Malam Ahad dua hari yang lalu kami berempat pergi ke toko sepatu. Kebetulan sandal istriku yang layak untuk menghadiri acara resmi sudah waktunya diganti. Di toko sepatu pertama yang kami datangi Nasywa mencoba memakai beberapa sepatu yang dipajang, sempat terlontar keinginannya untuk memiliki salah satunya. Namun dengan sedikit pengertian yang aku berikan Nasywa bersedia menunda keinginannya. Karena tidak mendapatkan model yang cocok, maka aku ajak istriku ke toko yang lain. Saat aku sudah ada di atas sadel sepeda motor, aku lihat Nasywa masih sibuk “memilih” sepatu yang ada di rak.

“Nasywa, ayo, kita lihat di toko yang lain!”

Di toko sepatu yang kedua kembali istriku mencari sandal yang cocok. Bertiga bersama Nasywa dan Umar, aku mengelilingi toko hanya sekedar untuk melihat model-model sepatu dan sandal yang dipajang. Sampai di etalase yang memajang sepatu dan sandal untuk anak-anak, Nasywa menunjuk salah satu sepatu.

“Bi, aku belikan sepatu pink itu, ya.”

“Ya, nanti lain kali.”

“Nggak, sekarang!!!”

Aku dekati Nasywa dan aku coba beri pengertian kenapa permintaannya harus tertunda.

Beberapa saat kemudian istriku mendapatkan sandal yang diinginkannya. Melihat itu sepertinya Nasywa iri dan kembali merajuk untuk juga dibelikan sepatu yang diinginkannya.

“Sudah wis gini, aja, kalau bintang Nasywa sudah sampai 200 lebih Nasywa dibelikan sepatu itu,” istriku mencoba menawar keinginan Nasywa.

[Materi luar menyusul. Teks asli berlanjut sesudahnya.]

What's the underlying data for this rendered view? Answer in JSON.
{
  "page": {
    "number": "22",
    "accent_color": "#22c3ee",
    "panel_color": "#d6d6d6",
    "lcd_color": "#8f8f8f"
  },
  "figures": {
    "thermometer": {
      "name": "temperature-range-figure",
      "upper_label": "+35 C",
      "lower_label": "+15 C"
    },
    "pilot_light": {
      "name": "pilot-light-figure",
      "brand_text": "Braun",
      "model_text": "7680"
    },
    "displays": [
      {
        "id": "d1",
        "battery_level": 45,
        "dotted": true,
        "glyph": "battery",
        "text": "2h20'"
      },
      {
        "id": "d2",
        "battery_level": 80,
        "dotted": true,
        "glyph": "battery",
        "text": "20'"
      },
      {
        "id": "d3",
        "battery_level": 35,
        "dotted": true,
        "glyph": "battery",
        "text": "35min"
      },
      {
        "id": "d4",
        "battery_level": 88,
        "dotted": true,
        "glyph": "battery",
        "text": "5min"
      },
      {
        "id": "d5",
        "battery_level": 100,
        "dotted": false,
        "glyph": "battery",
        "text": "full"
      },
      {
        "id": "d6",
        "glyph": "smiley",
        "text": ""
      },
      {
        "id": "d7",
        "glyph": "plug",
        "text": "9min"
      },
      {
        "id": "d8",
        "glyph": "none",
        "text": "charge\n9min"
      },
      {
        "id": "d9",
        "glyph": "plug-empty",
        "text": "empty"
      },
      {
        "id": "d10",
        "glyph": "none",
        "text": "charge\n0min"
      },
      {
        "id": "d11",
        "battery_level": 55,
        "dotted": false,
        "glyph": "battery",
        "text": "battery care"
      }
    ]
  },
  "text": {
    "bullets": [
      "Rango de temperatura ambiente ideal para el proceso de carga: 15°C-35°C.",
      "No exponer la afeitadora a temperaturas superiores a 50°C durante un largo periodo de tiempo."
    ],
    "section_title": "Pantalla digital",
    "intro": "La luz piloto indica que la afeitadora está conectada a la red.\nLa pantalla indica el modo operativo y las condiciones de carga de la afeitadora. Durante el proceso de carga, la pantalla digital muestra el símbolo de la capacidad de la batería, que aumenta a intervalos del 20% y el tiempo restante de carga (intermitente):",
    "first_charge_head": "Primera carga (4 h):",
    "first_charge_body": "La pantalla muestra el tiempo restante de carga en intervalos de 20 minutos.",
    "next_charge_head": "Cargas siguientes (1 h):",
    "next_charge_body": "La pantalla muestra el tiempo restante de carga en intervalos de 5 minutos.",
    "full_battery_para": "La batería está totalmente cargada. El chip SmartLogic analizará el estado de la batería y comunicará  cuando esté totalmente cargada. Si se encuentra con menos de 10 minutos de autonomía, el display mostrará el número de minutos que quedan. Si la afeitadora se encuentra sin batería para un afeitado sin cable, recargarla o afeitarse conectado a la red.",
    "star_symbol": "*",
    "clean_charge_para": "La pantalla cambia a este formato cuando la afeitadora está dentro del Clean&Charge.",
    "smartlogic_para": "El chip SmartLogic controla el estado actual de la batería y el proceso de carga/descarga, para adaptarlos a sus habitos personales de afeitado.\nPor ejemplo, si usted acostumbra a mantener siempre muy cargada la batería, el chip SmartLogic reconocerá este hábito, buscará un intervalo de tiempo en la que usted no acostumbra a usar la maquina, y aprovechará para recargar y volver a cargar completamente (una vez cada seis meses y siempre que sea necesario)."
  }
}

“Sekarang kan masih sekitar seratus, jadi pokoknya Nasywa pinter dan nggak ngompol, pasti segera bisa membeli sepatu,” sambung istriku.

Akhirnya Nasywa sepakat dengan solusi itu.

Salah satu “penilaian” untuk setiap kebaikan, istriku terutama yang memang telaten, memberikan satu bintang pada rapor harian Nasywa. Hasil dari pengumpulan bintang itu tidak selalu bernilai materi, kadang malah hanya pelukan atau ciuman atau kalau pengin kita makan bareng-bareng di suatu tempat.

-oOo-

“Bagaimana, besok puasa, ya?”

“Nggak mau, Nasywa nggak mau puasa.”

“Gini, wis, kalau Nasywa mau puasa beli sepatunya ndak usah nunggu bintangnya dapat banyak.”

Ping satu, ya?”

“Minimal sepuluh kali, maka Abi belikan sepatu.”

Ping tiga, wis.”

“Ndak, sepuluh kali.”

Akhirnya Nasywa sepakat dengan ketetapanku.